在上面的代码中，我们主要关注newBlockReader方法中，读文件块传送的数据部分。

首先，我们看到请求的最前面两个字段，分时是接口版本号(DataTransferProtocol.DATA_TRANSFER_VERSION)和操作码(DataTransferProtocol.OP_READ_BLOCK
)，版本好确保通信双方对数据帧的理解是一致的，紧接着一个自己操作码表明操作的目的，这个两个域会出现在所有的数据节点流接口请求中。

请求接下来是数据块ID(blockId)和数据块版本号(genStamp,实际就是文件块创建的时间)，根据这两个参数，数据节点可以确保操作的目标数据块。如同普通的文件读操作需要指定请求数据的开始位置和需要的数据长度，读数据块也需要提供偏移量(startOffset)和数据长度(len)。通过上述4个参数，发起读请求的客户端明确了这次请求获得的数据。

接下来的客户端名字(clientName)是一个字符串，只用于日志输出中，访问令牌(accessToken)则是执行Hadoop安全检查的需求。

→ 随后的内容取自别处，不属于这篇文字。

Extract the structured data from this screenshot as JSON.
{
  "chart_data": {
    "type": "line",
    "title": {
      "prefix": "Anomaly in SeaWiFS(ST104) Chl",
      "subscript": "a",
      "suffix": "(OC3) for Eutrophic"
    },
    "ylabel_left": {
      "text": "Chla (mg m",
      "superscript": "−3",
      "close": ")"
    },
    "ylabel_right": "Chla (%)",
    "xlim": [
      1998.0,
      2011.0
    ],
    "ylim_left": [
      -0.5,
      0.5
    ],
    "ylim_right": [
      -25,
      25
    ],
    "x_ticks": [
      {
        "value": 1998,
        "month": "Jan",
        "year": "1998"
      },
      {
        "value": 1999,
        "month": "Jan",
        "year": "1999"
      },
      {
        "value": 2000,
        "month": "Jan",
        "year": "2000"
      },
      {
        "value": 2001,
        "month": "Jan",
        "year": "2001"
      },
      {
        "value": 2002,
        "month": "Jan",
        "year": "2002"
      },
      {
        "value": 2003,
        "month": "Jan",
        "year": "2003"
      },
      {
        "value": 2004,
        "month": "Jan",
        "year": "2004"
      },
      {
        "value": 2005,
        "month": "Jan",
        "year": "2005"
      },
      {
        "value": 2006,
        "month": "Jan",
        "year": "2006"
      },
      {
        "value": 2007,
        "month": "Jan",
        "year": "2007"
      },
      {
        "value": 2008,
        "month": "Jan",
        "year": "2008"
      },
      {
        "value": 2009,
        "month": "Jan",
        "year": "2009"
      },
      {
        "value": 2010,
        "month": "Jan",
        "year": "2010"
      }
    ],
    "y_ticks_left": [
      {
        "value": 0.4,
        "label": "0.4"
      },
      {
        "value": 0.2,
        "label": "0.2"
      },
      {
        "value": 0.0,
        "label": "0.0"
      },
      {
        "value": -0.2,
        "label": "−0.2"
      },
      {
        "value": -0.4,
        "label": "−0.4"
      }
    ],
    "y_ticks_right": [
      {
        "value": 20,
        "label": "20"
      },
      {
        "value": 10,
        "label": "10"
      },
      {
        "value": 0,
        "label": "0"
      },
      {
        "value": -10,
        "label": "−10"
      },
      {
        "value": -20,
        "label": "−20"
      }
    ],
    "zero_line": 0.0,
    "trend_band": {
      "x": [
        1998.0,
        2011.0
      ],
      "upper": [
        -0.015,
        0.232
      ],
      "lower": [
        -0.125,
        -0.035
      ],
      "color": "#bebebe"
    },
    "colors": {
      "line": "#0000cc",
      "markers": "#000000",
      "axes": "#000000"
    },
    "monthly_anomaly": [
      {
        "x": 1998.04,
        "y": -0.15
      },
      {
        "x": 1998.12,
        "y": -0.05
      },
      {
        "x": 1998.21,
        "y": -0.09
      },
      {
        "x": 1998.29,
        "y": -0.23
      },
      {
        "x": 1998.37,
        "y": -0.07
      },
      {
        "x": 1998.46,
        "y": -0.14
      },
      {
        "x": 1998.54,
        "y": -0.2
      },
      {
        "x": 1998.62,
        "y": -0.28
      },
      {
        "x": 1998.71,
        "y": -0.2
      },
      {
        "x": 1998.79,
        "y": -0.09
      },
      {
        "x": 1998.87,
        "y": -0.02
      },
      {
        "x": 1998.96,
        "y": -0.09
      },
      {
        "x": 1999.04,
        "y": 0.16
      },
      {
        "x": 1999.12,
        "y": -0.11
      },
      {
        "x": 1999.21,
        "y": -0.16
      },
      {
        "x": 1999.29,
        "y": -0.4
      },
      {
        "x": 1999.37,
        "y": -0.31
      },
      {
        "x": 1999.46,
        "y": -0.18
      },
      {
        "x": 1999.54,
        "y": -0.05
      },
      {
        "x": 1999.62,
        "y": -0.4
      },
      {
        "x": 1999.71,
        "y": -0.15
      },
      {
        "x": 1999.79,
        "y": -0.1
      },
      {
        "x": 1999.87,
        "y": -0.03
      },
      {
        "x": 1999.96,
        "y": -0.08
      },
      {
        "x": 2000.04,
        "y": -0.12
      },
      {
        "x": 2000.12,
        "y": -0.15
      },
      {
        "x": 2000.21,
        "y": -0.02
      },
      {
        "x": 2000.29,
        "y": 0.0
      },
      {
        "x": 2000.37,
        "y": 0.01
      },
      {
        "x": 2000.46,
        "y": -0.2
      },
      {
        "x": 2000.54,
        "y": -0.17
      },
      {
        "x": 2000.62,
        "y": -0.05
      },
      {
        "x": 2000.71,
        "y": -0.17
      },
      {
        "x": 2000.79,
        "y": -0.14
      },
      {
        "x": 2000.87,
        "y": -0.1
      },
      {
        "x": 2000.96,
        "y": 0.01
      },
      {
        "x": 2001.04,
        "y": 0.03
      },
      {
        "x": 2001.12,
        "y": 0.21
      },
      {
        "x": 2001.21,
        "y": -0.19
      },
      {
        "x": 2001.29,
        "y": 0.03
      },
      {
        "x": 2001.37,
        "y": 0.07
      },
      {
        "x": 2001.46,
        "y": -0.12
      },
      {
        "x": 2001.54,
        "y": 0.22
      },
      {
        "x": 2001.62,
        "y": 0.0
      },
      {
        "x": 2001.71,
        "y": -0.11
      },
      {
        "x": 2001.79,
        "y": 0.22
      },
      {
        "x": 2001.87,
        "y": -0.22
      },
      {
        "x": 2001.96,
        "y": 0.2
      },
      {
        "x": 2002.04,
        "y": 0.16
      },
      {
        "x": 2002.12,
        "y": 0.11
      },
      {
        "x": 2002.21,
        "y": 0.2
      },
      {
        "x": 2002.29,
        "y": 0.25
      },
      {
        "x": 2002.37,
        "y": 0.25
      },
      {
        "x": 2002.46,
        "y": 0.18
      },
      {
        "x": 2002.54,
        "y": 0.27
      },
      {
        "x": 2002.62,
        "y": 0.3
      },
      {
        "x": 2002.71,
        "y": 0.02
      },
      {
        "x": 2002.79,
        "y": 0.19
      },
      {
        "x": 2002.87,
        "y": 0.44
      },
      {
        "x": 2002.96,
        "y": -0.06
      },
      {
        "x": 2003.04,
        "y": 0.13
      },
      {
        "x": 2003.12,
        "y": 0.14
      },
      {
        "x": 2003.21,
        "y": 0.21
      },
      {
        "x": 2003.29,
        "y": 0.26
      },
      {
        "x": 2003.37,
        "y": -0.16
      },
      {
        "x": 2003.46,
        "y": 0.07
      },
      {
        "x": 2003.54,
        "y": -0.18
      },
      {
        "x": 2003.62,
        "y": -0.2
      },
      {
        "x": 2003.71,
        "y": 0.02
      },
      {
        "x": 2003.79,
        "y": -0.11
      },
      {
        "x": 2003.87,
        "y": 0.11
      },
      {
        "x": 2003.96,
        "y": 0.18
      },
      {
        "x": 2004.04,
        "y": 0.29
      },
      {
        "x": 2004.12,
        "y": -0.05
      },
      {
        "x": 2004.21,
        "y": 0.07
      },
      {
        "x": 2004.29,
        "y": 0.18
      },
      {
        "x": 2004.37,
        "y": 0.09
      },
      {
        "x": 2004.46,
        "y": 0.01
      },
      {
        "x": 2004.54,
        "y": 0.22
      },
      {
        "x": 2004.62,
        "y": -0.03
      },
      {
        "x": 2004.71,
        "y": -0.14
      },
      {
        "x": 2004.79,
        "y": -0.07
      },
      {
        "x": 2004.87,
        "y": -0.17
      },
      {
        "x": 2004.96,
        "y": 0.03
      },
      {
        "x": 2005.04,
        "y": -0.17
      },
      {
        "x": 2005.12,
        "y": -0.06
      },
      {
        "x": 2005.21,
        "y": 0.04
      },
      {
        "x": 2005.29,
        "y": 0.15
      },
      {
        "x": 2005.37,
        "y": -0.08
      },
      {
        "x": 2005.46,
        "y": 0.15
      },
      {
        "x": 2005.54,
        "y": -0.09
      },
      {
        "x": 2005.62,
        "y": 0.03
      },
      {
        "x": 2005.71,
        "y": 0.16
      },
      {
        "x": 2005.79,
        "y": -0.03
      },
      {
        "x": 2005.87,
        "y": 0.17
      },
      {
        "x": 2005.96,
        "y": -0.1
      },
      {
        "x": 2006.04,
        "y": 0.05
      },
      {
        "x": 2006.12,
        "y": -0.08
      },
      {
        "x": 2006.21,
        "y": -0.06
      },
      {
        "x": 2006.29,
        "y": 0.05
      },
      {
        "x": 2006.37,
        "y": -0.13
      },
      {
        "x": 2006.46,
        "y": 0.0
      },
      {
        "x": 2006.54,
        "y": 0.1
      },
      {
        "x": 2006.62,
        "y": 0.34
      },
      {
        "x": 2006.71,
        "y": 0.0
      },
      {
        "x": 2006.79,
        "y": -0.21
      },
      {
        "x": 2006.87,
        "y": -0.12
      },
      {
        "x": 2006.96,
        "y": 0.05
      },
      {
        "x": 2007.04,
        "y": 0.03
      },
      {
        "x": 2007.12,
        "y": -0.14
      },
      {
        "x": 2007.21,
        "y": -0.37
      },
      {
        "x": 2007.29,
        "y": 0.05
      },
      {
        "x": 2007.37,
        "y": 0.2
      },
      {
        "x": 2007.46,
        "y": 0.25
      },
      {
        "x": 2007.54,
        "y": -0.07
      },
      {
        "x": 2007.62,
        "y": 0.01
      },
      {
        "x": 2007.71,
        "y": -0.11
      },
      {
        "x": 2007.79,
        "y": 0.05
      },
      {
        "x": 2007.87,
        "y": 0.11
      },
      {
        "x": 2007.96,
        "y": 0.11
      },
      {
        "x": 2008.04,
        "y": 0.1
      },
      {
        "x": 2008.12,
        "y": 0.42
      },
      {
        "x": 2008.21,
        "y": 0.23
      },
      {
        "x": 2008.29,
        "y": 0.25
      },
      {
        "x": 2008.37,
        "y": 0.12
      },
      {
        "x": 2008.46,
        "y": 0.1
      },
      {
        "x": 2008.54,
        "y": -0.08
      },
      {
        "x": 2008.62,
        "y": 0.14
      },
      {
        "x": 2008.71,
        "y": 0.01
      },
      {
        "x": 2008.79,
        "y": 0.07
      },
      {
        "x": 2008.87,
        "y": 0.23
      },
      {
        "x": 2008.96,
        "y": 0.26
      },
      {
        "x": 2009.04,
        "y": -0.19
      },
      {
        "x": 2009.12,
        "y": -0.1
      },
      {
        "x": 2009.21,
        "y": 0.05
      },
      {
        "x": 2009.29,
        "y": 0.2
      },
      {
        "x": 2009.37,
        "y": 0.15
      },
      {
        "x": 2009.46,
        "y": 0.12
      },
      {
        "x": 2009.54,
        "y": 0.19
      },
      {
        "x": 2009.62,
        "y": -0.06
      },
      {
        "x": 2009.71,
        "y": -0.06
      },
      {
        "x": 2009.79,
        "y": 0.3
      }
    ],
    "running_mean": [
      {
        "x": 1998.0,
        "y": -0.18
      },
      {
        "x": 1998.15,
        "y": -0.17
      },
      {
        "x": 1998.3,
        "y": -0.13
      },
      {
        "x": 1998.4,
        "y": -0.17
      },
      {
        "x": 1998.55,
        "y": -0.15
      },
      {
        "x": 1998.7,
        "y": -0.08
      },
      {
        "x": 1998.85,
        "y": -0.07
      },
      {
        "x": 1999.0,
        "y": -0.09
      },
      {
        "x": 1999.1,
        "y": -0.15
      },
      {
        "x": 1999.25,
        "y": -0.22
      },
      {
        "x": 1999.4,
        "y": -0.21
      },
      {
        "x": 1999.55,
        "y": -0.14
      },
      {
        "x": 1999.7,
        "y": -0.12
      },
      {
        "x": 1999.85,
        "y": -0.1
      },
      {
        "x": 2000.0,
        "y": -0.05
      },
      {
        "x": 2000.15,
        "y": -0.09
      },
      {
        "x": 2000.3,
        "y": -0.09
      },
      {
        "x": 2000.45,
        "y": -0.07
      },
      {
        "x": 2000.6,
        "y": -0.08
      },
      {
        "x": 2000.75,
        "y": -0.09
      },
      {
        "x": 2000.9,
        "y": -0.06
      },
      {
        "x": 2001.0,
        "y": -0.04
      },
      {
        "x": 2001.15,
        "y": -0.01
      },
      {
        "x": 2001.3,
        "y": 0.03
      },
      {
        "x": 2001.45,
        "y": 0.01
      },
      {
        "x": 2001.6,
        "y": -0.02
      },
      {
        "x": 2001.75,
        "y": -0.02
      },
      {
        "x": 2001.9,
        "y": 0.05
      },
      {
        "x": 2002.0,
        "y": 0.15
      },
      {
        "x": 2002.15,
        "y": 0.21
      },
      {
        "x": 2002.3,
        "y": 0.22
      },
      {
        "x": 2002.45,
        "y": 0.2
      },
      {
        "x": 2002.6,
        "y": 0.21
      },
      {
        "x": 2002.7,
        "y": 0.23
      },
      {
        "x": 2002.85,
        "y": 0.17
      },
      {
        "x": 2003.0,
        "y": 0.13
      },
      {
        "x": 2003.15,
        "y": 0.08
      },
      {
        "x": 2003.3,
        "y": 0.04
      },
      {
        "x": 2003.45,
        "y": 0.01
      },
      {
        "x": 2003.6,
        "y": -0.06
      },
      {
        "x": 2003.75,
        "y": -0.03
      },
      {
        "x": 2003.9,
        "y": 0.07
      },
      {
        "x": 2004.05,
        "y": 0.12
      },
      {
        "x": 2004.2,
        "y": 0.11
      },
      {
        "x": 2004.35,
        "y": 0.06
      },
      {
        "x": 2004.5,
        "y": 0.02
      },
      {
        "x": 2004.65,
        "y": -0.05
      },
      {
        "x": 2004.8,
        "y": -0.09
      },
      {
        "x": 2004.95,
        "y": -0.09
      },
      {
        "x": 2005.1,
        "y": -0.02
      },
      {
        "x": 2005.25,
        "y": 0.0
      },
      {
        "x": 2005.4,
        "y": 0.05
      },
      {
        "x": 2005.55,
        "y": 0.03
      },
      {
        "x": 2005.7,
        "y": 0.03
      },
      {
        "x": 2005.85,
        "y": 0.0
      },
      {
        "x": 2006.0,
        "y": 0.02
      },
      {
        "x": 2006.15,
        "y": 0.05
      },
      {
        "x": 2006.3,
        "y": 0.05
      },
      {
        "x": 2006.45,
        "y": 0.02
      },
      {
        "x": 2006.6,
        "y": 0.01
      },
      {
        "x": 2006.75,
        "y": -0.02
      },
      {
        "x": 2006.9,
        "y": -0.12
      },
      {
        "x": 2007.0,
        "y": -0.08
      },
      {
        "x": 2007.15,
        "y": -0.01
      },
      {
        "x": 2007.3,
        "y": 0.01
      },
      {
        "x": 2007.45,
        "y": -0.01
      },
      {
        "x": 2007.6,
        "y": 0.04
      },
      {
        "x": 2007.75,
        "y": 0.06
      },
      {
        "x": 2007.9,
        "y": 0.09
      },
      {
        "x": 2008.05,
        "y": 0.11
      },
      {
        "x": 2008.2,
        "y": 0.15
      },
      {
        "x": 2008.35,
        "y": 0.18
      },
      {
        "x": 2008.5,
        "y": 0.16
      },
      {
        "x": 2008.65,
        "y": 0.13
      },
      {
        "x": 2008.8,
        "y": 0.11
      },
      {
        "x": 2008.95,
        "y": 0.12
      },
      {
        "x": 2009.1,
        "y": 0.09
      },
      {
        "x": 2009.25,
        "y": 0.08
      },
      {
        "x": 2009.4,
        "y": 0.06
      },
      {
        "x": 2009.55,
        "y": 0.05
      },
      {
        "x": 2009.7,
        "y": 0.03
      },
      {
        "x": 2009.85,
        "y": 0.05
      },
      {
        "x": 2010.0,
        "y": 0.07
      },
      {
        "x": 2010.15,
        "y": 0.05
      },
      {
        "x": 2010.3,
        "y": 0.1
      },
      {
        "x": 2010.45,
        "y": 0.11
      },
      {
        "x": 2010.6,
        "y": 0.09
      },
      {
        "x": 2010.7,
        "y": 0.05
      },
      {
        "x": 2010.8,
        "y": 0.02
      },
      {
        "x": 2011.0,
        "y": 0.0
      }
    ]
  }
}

读请求的响应也有一定的帧结构，首先是应答头(如：OP_STATUS_SUCCESS)，接下来是一系列的数据包。为了保证数据的完整性，HDFS为每个数据块保持了响应的校验信息，校验基于块，块大小默认值为512字节，即从数据块开始，每512字节就会产生一个4字节的校验和。在读/写数据块时，也需要维护基于流的数据读写和基于块的校验和的关系。

2、写数据

写数据操作的复杂程度远朝读数据操作，该操作用于往数据节点上的某一数据块上追加数据，其操作码为(OP_WRITE_BLOCK)80。在介绍写数据前，先来考察HDFS写数据的数据流管道。

数据流管道是Google实现他们的分布式文件系统(GFS)时就已经引入，其目的是：在写一份数据的多个副本是时，可以充分利用集群中的每一台机器的带框，避免网络瓶颈和高延时的连接，最小化推送所有数据的延迟。Hadoop文件系统也是先了文件数据流管道。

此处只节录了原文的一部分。